わざにでむかなくとも、勝減の夢枕に立つか、朧の姿を降臨させ神託をつげるか。
どちらにせよ、きのえを抱いた手を緩めずにすむ事だけは間違いない。
『どうしても、七日をとめおくしかないのか』
ほんの一時の辛抱と高を括った交わりも恐ろしく長い。
是が七日の間に何度くりかえされることか。
白峰の実に嬲られつくされる七日により、
きのえの中の黒龍への思慕は完負なきほどに叩き潰されることになる。
『こ、までされて、黒への操のたちようもあるまい』
その「こ」はいま、始まったばかりでしかない。
押さえつけたきのえの身体を弛めても、既に抜け切れぬ物がきのを捉えている。
ゆくりと、たぶ実を蠢かし、白峰の物になったきのえをその身体に教え込む。
「辛抱しやれ。
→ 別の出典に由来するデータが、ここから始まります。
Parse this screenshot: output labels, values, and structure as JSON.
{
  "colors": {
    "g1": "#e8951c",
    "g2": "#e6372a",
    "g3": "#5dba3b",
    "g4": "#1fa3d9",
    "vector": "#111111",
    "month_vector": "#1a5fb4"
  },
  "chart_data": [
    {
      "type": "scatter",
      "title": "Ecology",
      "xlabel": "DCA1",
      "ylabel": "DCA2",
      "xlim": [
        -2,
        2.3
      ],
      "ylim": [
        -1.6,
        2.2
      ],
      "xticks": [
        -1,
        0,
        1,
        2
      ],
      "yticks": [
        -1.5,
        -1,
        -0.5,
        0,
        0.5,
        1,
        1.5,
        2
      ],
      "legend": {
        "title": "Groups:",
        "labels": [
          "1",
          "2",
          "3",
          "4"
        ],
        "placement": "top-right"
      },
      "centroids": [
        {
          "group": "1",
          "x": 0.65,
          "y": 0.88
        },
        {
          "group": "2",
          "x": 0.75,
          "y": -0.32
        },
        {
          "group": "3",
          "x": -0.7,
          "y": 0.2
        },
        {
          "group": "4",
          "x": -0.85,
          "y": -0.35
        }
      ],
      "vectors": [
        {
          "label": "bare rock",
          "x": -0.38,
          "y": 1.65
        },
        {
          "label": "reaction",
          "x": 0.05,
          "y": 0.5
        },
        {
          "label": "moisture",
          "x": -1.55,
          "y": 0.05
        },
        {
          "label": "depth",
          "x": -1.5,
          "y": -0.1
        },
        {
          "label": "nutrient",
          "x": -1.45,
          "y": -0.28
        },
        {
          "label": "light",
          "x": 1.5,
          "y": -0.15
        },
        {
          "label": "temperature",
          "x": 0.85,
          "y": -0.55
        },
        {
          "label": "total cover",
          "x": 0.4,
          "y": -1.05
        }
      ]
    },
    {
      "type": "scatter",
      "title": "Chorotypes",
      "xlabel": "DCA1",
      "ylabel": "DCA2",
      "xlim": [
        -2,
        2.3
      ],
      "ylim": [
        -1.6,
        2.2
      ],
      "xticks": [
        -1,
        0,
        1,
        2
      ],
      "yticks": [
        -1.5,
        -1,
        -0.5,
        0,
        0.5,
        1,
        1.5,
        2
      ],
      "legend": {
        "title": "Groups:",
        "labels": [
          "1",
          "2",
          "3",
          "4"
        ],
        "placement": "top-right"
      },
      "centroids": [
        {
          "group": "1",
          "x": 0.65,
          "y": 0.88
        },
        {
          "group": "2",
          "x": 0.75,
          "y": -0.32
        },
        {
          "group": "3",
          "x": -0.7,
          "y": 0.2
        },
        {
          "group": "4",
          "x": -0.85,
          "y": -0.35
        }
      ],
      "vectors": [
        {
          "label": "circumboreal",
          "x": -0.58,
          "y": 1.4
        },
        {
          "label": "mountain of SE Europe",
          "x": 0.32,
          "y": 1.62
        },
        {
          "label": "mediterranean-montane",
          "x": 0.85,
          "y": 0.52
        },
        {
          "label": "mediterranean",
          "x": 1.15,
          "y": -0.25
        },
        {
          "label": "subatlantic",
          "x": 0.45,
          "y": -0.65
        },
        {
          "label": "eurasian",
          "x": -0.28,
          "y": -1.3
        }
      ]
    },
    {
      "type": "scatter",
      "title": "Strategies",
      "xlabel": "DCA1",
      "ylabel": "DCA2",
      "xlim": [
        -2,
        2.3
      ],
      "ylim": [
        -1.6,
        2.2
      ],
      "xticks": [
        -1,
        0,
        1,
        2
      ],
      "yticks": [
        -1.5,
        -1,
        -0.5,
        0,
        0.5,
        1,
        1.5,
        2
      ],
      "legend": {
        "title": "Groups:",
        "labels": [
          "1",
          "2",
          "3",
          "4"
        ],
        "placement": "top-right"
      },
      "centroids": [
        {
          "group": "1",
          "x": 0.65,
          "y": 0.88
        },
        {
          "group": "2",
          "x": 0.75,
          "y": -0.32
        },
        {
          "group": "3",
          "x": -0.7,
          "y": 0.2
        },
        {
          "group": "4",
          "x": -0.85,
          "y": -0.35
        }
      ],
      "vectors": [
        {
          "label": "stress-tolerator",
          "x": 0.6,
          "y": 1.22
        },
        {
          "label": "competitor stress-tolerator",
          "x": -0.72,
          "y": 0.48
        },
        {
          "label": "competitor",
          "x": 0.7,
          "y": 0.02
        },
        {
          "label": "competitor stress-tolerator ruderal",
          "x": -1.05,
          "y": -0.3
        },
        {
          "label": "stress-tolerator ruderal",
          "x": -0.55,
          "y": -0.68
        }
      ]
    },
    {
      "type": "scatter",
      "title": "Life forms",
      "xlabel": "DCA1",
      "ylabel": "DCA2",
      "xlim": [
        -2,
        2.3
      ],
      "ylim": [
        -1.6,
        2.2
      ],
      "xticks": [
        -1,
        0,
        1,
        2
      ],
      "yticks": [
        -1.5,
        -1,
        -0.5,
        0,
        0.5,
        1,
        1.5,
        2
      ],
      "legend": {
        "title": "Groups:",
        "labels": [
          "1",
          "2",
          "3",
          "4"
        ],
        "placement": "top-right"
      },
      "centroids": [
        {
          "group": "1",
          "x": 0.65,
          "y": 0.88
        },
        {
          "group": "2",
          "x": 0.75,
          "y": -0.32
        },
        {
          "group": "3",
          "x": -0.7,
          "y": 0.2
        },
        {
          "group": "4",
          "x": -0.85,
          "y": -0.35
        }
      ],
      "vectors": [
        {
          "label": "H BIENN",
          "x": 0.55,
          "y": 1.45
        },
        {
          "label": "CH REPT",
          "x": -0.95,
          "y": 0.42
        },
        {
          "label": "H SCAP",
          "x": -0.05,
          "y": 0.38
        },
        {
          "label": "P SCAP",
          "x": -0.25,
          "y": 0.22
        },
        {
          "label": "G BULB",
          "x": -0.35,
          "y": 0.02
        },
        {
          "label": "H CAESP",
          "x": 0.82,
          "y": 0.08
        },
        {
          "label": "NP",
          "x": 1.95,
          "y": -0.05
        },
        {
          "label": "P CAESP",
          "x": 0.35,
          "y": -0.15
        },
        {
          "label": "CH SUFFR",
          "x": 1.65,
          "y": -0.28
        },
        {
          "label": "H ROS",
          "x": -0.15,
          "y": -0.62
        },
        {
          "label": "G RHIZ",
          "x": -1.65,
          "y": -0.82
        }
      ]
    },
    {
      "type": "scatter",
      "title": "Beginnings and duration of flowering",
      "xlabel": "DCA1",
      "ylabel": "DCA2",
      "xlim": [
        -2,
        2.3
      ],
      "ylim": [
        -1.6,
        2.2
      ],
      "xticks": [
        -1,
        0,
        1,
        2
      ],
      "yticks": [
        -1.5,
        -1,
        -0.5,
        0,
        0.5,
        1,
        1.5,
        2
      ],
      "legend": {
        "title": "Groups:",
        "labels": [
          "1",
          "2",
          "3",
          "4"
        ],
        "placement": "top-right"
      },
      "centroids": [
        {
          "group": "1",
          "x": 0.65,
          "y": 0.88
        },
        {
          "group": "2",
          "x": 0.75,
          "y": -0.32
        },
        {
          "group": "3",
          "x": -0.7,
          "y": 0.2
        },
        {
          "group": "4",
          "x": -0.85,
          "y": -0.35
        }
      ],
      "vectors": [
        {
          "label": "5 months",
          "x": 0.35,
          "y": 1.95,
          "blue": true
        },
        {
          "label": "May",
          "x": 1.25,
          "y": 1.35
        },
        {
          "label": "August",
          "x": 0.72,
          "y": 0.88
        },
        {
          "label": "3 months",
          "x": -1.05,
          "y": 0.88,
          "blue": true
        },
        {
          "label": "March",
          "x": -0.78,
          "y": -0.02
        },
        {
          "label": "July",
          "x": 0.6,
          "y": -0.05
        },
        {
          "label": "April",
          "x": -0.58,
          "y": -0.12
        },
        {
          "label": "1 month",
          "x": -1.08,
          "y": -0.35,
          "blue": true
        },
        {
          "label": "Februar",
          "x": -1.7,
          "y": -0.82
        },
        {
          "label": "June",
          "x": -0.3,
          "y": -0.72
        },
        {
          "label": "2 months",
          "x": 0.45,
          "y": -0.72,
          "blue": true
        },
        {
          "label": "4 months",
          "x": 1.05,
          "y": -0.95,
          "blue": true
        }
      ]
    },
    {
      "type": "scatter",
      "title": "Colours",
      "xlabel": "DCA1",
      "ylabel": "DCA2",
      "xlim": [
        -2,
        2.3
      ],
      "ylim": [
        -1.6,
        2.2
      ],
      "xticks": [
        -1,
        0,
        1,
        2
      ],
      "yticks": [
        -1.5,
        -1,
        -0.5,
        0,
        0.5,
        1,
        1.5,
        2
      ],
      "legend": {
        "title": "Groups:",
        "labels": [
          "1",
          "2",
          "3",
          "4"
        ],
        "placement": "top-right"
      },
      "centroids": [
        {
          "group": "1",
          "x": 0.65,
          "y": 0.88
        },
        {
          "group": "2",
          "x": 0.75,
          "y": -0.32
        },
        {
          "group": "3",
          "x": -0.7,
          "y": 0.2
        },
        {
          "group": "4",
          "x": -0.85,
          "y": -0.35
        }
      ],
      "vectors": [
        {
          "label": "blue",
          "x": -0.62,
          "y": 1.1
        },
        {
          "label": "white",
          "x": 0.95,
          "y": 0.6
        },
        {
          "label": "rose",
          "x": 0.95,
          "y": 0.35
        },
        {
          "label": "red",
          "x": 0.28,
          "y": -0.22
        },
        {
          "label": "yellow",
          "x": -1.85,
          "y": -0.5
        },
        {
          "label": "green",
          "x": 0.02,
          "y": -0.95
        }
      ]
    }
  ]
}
すぐに・・・」
ようなるといわず白峰はきのえをみつめた。
初めての異物がきのえの中に今まで知らなかった感覚をしらせる。
それは、たとえ、どんな女であろうと、
どんなに拒もうとも主の意志に拮抗する女の身体の不思議である。
わずか、半刻の間の連動にさえ、
きのえの表情にこの不可思議に屈服する物が表れることを見逃すまいと、
白峰は緩やかな蠢きを崩さぬまま、きのえを見詰続けていた。
『喩え、初めての事であろうと、身体が女に成る以上、なった証しをみせてくる』
ふと、きのえの苦痛を訴える声がよわまる。
証を見せだしたきのえの身体は、じきに掌を返したように白峰の挙動に喘ぐだろう。
大きな鎖から解き放たれたきのえと知った白峰は
確実に我が物に落とし込むための穿ちを与えつくす。
己の身体が己を裏切りだす。
裏切った身体がいずれきのえを支配する。
支配されずに置けぬほどのきのえを作るためにも、
白峰は甘言を囁き、きのえの魂ごとほだそうとする。